From the point Kirk realizes what must be done, the plot itself feels more typical of an episode of "Star Trek: The Next Generation"--Kirk working to prevent some huge technobabble laden disaster from occuring--than that of the original series.
Which doesn't mean that I didn't enjoy it. There were scenes that were actually quite interesting to read, such as the relationship alluded to in Generations between Kirk and a woman he almost married named Antonia during his first retirement from Starfleet and what drove him to end that relationship, and also Kirk's reluctant agreement to return to temporarily return to duty to see off the Enterprise-B at the request of an old friend and former crewmate from the original Enterprise days.
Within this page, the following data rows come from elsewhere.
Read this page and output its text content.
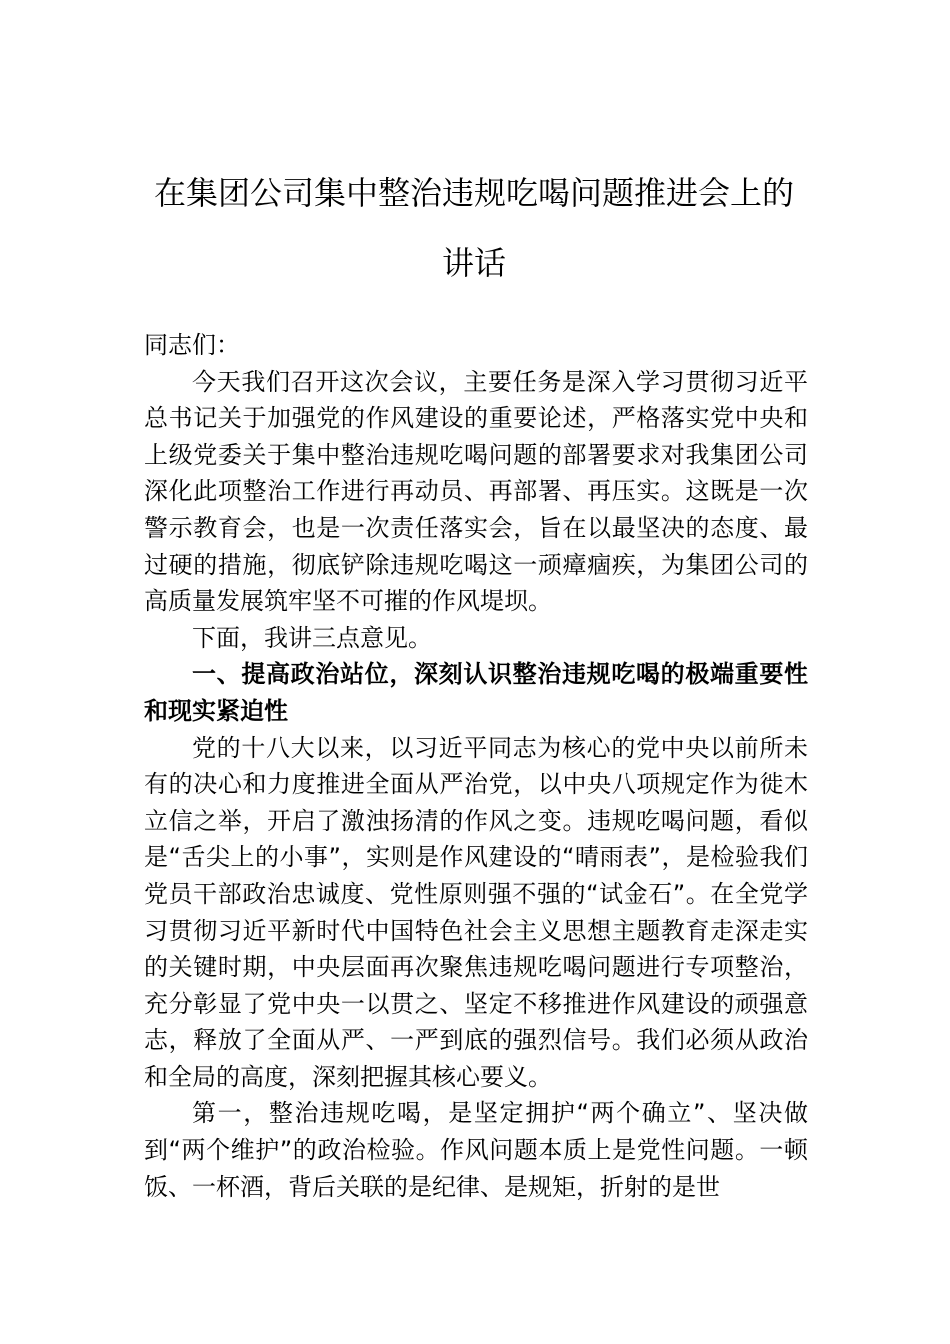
在集团公司集中整治违规吃喝问题推进会上的讲话

同志们：

今天我们召开这次会议，主要任务是深入学习贯彻习近平总书记关于加强党的作风建设的重要论述，严格落实党中央和上级党委关于集中整治违规吃喝问题的部署要求对我集团公司深化此项整治工作进行再动员、再部署、再压实。这既是一次警示教育会，也是一次责任落实会，旨在以最坚决的态度、最过硬的措施，彻底铲除违规吃喝这一顽瘴痼疾，为集团公司的高质量发展筑牢坚不可摧的作风堤坝。

下面，我讲三点意见。

一、提高政治站位，深刻认识整治违规吃喝的极端重要性和现实紧迫性

党的十八大以来，以习近平同志为核心的党中央以前所未有的决心和力度推进全面从严治党，以中央八项规定作为徙木立信之举，开启了激浊扬清的作风之变。违规吃喝问题，看似是“舌尖上的小事”，实则是作风建设的“晴雨表”，是检验我们党员干部政治忠诚度、党性原则强不强的“试金石”。在全党学习贯彻习近平新时代中国特色社会主义思想主题教育走深走实的关键时期，中央层面再次聚焦违规吃喝问题进行专项整治，充分彰显了党中央一以贯之、坚定不移推进作风建设的顽强意志，释放了全面从严、一严到底的强烈信号。我们必须从政治和全局的高度，深刻把握其核心要义。

第一，整治违规吃喝，是坚定拥护“两个确立”、坚决做到“两个维护”的政治检验。作风问题本质上是党性问题。一顿饭、一杯酒，背后关联的是纪律、是规矩，折射的是世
The plot itself becomes pretty convoluted when it comes to which version of Kirk we are following sometimes and his mission is based largely on time travel shenanigans that don't even entirely make sense if thought out (hmmm... kind of like Avengers: Endgame).
Definitely worth reading if one has already read the first two books in the trilogy if for no other reason than to see certain plot threads from the first two books play out in the third. And one should also be sure to read them in the original release order: 1) McCoy: Provenance of Shadows, 2) Spock: The Fire and the Rose, 3) Kirk: The Star to Every Wandering.
Kirk: The Star to Every Wandering, three stars (out of five).